Unfortunately, the sneezing and weeping occasioned by the kettir did nothing to discourage Airic's visits to the mountain hall. Each time he came with more questions and insolence, bringing his warriors and apprentices with him to devour piles of food and generate a mountain of garbage.

"I don't know how you tolerate him!" flared Isolf to Skrymir. "He comes and demands the answers to his questions and scarcely has the manners to thank you for them. And we know he doesn't put his answers to happy uses, Wise One. Yet last time you let him have the secret for predicting the eclipses of sun and moon, as well as the mysteries of the herbs, both good and deadly. Who knows what he wants now?"

Skrymir chuckled. "Airic doesn't even know what it is he ought to be asking for. Herbs and astrology ought to make him feel very important for awhile. We shan't worry about Airic until he learns the right questions."

To Isolf s dismay, it was not half a year before Airic returned, alone this time, and she instinctively knew that he had come with the right questions at last. His elegant wizard's robes were ragged now, his boisterous companions forgotten, and his eye gleamed with the light of dawning meaningfulness.

"What have you come for this time?" Skrymir's question hung in the air, like runes etched with fire, though his voice was soft and gentle.

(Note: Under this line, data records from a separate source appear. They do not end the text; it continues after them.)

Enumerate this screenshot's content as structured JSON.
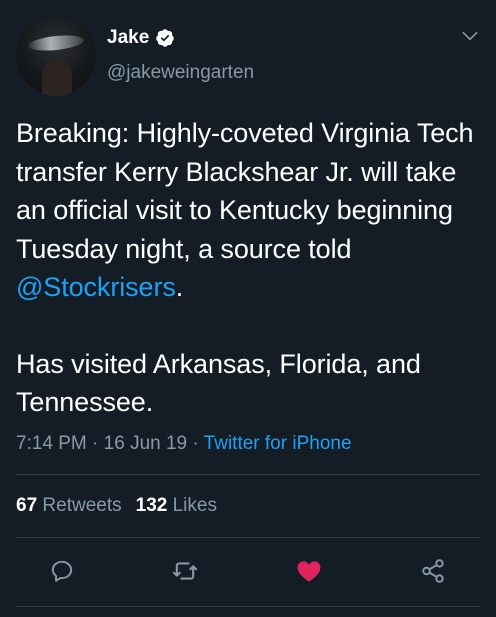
{
  "user": {
    "name": "Jake",
    "handle": "@jakeweingarten"
  },
  "tweet": {
    "text_1_before": "Breaking: Highly-coveted Virginia Tech transfer Kerry Blackshear Jr. will take an official visit to Kentucky beginning Tuesday night, a source told ",
    "mention": "@Stockrisers",
    "text_1_after": ".",
    "text_2": "Has visited Arkansas, Florida, and Tennessee.",
    "time": "7:14 PM",
    "date": "16 Jun 19",
    "separator": " · ",
    "source": "Twitter for iPhone"
  },
  "stats": {
    "retweets_count": "67",
    "retweets_label": "Retweets",
    "likes_count": "132",
    "likes_label": "Likes"
  },
  "icons": {
    "reply": "reply-icon",
    "retweet": "retweet-icon",
    "like": "heart-icon",
    "share": "share-icon",
    "menu": "chevron-down-icon",
    "verified": "verified-badge-icon"
  },
  "colors": {
    "background": "#141d26",
    "accent": "#1da1f2",
    "muted": "#8899a6",
    "like": "#e0245e"
  }
}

He had not bothered to alter his form to a more impressive one; he still looked like Isolf's grandfather, who had spent his early days as a renowned Viking and his latter days puttering about in the vegetable garden, growing useful plants that no one had ever seen before. He, too, had known the secrets of the jotun race.

"I have come for the honey mead," said Airic.

"I have never been loath to share it before," said Skrymir. "You yourself have tasted it already, many times."